More than 60 people are under arrest in a south Indian fishing village, after nine fishermen were killed and more than 20 people injured in a sectarian attack.
The victims, who have died in the past two days since Friday's attack in the state of Kerala, were all Hindus.
The Kerala Chief Minister, AK Antony, is visiting the village to try to broker peace.
Police remain on high alert in the hamlet of Marad near the city of Calicut.
They say the carnage on the beach there was the result of a well-planned attack, using lethal weapons.
Among the dead was a man about to celebrate his marriage.
Two women are among those injured. Of more than 60 people arrested, 40 were held after a raid on a mosque from which weapons were also seized, including 17 bombs.
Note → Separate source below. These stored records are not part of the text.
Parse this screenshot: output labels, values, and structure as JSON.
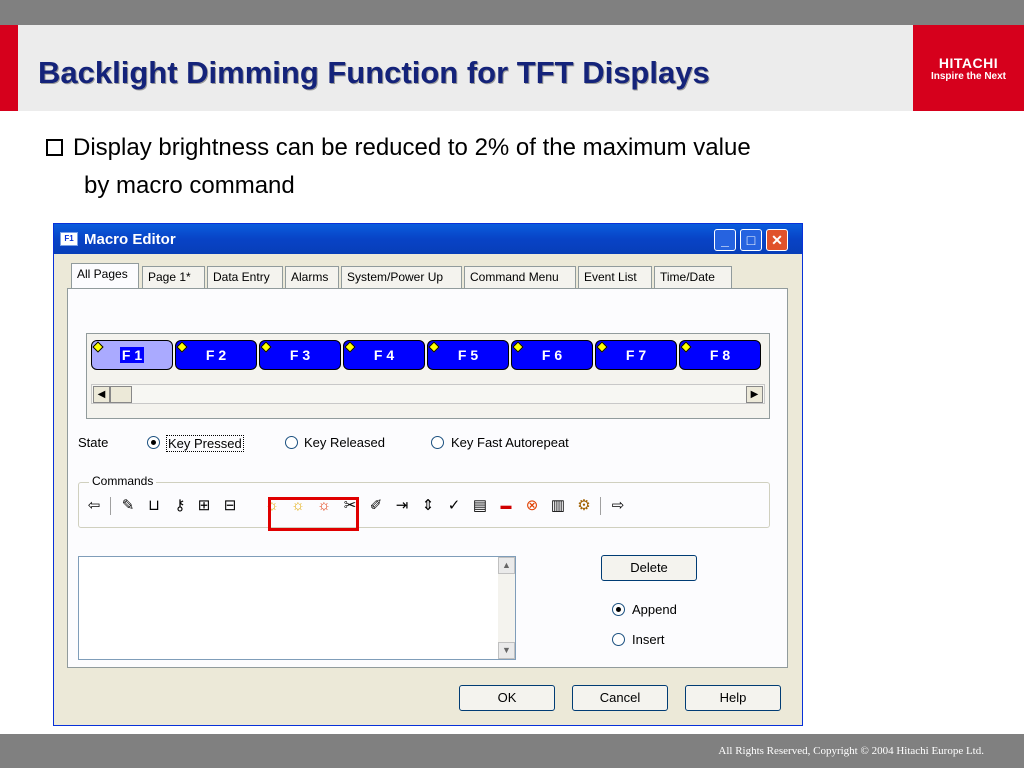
{
  "slide": {
    "title": "Backlight Dimming Function for TFT Displays",
    "logo_name": "HITACHI",
    "logo_tagline": "Inspire the Next",
    "bullet_line1": "Display brightness can be reduced to 2% of the maximum value",
    "bullet_line2": "by macro command",
    "copyright": "All Rights Reserved, Copyright © 2004 Hitachi Europe Ltd.",
    "accent_color": "#d6001c",
    "title_color": "#14237a"
  },
  "window": {
    "title": "Macro Editor",
    "icon_text": "F1",
    "minimize": "_",
    "maximize": "□",
    "close": "✕"
  },
  "tabs": [
    "All Pages",
    "Page 1*",
    "Data Entry",
    "Alarms",
    "System/Power Up",
    "Command Menu",
    "Event List",
    "Time/Date"
  ],
  "keys": {
    "labels": [
      "F 1",
      "F 2",
      "F 3",
      "F 4",
      "F 5",
      "F 6",
      "F 7",
      "F 8"
    ],
    "selected": "F 1",
    "scroll_left": "◀",
    "scroll_right": "▶"
  },
  "state": {
    "label": "State",
    "options": [
      "Key Pressed",
      "Key Released",
      "Key Fast Autorepeat"
    ],
    "selected": "Key Pressed"
  },
  "commands": {
    "legend": "Commands",
    "icons": [
      "arrow-left-icon",
      "pen-icon",
      "bin-icon",
      "key-icon",
      "box-right-icon",
      "box-left-icon",
      "brightness-up-icon",
      "brightness-down-icon",
      "brightness-off-icon",
      "cut-icon",
      "pencil-icon",
      "insert-icon",
      "move-icon",
      "check-icon",
      "page-icon",
      "port-icon",
      "stop-icon",
      "trash-icon",
      "settings-icon",
      "arrow-right-icon"
    ]
  },
  "list": {
    "scroll_up": "▲",
    "scroll_down": "▼"
  },
  "actions": {
    "delete": "Delete",
    "append": "Append",
    "insert": "Insert",
    "insert_mode": "Append",
    "ok": "OK",
    "cancel": "Cancel",
    "help": "Help"
  }
}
Marad had been tense since January last year, when five people, including four Muslims, died in communal violence.
Local sources say the new incident appears to have been a revenge attack on Hindus.
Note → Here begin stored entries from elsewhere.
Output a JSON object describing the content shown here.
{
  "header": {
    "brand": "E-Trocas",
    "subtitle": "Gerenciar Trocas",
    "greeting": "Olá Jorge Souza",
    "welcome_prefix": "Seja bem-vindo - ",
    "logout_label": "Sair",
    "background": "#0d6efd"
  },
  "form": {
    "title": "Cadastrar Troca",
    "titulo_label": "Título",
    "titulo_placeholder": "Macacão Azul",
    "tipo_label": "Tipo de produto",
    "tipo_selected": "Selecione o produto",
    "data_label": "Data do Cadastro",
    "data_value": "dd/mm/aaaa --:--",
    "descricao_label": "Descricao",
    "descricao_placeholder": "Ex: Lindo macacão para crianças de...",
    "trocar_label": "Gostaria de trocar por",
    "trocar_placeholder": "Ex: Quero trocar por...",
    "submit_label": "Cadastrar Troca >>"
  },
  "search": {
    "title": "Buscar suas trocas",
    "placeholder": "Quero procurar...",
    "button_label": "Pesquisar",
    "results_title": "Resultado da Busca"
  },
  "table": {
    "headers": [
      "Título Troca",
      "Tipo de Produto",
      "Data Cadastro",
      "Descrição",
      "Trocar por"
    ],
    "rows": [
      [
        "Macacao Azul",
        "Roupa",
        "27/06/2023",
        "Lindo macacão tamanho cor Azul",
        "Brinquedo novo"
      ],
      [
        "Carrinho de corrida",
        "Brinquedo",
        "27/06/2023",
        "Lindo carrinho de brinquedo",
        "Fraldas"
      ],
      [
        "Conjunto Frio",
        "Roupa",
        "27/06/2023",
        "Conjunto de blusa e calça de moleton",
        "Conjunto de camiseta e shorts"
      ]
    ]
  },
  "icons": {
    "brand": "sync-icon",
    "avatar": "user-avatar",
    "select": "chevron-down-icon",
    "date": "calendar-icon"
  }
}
It has shattered the calm which local peace-making organisations had helped promote.
The Kerala coast has a volatile mix of Muslim, Hindu and Christian fishing communities, most very poor and living virtually on top of each other.
Competition between them is heightened by dwindling fish stocks and they no longer share the same boats.
The violence took place in a Muslim majority area, but one in which the Hindu nationalist movement, the RSS, is also strong.
As police try to damp down tensions, a home affairs minister from Delhi is due to visit Marad on Monday.